THE OLDEST CHARTERED MILITARY ORGANIZATION
We Are: The Ancient and Honorable Artillery Company --- AHAC --- Massachusetts Militia --- a patriotic service organization preserving historic and patriotic traditions of Boston, Massachusetts, and the United States. We are the oldest chartered military organization in the western hemisphere. Internationally, the Ancients have helped develop new friendships with emerging democracies in Eastern Europe. Historically, members of this Company have served in every Massachusetts colonial war and national conflict since the company's founding in 1638. The Company is a member of the Centennial Legion of Historical Military Commands. (learn more)
INTRODUCTION The Ancient and Honorable Artillery Company of Massachusetts is the oldest chartered military organization in the western hemisphere. Its charter was granted in March 1638 by the Great and General Court of Massachusetts Bay and signed by Governor John Winthrop. The Company was given a charter by the Great and General Court as a volunteer militia company that would train on a regular basis to increase the readiness and military skills of the members.
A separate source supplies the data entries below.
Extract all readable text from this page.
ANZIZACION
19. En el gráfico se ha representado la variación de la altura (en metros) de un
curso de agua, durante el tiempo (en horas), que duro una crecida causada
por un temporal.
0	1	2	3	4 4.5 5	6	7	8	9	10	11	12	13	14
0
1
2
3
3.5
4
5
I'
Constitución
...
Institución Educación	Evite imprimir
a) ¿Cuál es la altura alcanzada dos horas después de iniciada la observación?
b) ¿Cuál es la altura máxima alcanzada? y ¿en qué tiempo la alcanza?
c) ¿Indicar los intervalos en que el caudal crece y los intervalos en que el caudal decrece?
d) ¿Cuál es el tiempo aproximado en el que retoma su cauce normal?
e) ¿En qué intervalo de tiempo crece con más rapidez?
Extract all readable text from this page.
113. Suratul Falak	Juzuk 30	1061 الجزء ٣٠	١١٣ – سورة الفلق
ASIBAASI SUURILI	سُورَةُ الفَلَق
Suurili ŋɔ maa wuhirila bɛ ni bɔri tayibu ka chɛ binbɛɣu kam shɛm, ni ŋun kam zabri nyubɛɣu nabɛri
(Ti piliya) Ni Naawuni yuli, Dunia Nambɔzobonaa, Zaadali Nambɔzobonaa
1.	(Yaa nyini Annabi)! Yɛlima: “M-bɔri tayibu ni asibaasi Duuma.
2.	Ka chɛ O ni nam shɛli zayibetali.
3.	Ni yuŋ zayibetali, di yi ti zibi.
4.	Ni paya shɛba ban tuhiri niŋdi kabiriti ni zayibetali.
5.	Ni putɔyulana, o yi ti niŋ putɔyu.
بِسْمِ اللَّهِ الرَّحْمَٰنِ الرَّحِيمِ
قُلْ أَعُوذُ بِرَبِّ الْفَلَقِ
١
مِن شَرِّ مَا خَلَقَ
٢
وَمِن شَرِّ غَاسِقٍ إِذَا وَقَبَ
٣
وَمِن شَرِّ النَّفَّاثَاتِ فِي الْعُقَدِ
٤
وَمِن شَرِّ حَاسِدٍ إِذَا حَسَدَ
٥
Its inherent mission was to prepare its members to serve as officers in the enrolled militia companies.
The Company was incorporated as The Military Company of the Massachusetts. Circa 1690 it began to be referred to as the Artillery Company and then the word Honorable was used along with Artillery. During an Election Day sermon the preacher used the term "this ancient and honorable artillery" and the name has been used since that time (See More)
We Are Open! Faneuil Hall Boston 9:00am to 3:00pm EST Wednesday - Friday Closed Saturday and Sunday and major holidays. Please call before you visit (617) 227-1638!
The Ancient and Honorable Artillery Company of Massachusetts museum and library are located on the 4th floor of historic Faneuil Hall adjacent to Government Center in Boston, Massachusetts. The museum is easily accessible by car and numerous bus routes and the T rail. (Information on directions, parking and public transportation).
We house some of the most significant historical artifacts in the history of the Commonwealth and United States. We invite you to come to historic Faneuil Hall and visit us on the top floor (Level 4). The AHAC museum and armory is a leader in Boston and the community. The museum, library and armory are private, non-profit, military historical institution highly recognized by historians. Once in the Museum you will discover the stories of the Ancients and how they participated in all of America's conflicts. The armory and museum are fully accessible via an elevator on the ground floor of Faneuil Hall. Hours of Operation: 9:00am to 3:00pm EST Wednesday - Friday. Closed Saturday and Sunday and major holidays. NOTE: Children younger than 16 years of age must be accompanied by an adult at all times. Children must be kept under control. No running or horseplay or loud boisterous behavior allowed. Group visits should contact us in advance.
The company was chartered in 1638 by the great and General Court of Massachusetts Bay Colony. Its Headquarters and Armory have been here in Faneuil Hall since 1746. Facing you at the west end of the Armory is the Great Seal of the Commonwealth of Massachusetts. Commissioned in 1897, it is made of one piece of wood and measures seven feet in height and is five feet wide. The Indian (Massasoit) has a slightly different stance in the modern seal. The portraits that go around the upper walls are Past Commanders (PC) of the Ancient and Honorable. Starting on the left end of the room they are in chronological order. Around their neck is the gorget, the symbol of the Commanding Officer. In the days of armor it was the large collar that connected the breast plate to the helmet. An exhibit of the gorget is to your right. In 1899, the Armory was expanded from thirty feet to the present forty eight feet. To celebrate this, the Ancients commissioned five Boston artists to paint thirteen historical paintings. All were painted between 1901 and 1903. The series starts on your right. If you are to ask if the painting of Washington Crossing the Delaware is original...the answer is NO. The original is in the Metropolitan Museum in New York. The painting on the west wall is called "The First Muster". It depicts the Ancients on Boston Common in 1638. A Drum Head Election of officers took place and has been repeated every year. (It is held the first Monday in June...rain or shine!) The stairway to the Commander's Quarters has thirteen steps. The name plates are in the order of that State's ratification of the Constitution. Delaware is first and Rhode Island last. The stairway is called: The Stairway of the Constitution. The flags on the steps represent each state. The flags on the walls are: on the right---the Cross of St. George down to the Star Spangled Banner. The tell the story of the United States flag. On the left---are flags of the Colonial and Revolutionary War period. The objects in the Museum Room are treasurers and historical pieces accumulated by the Ancients over the years.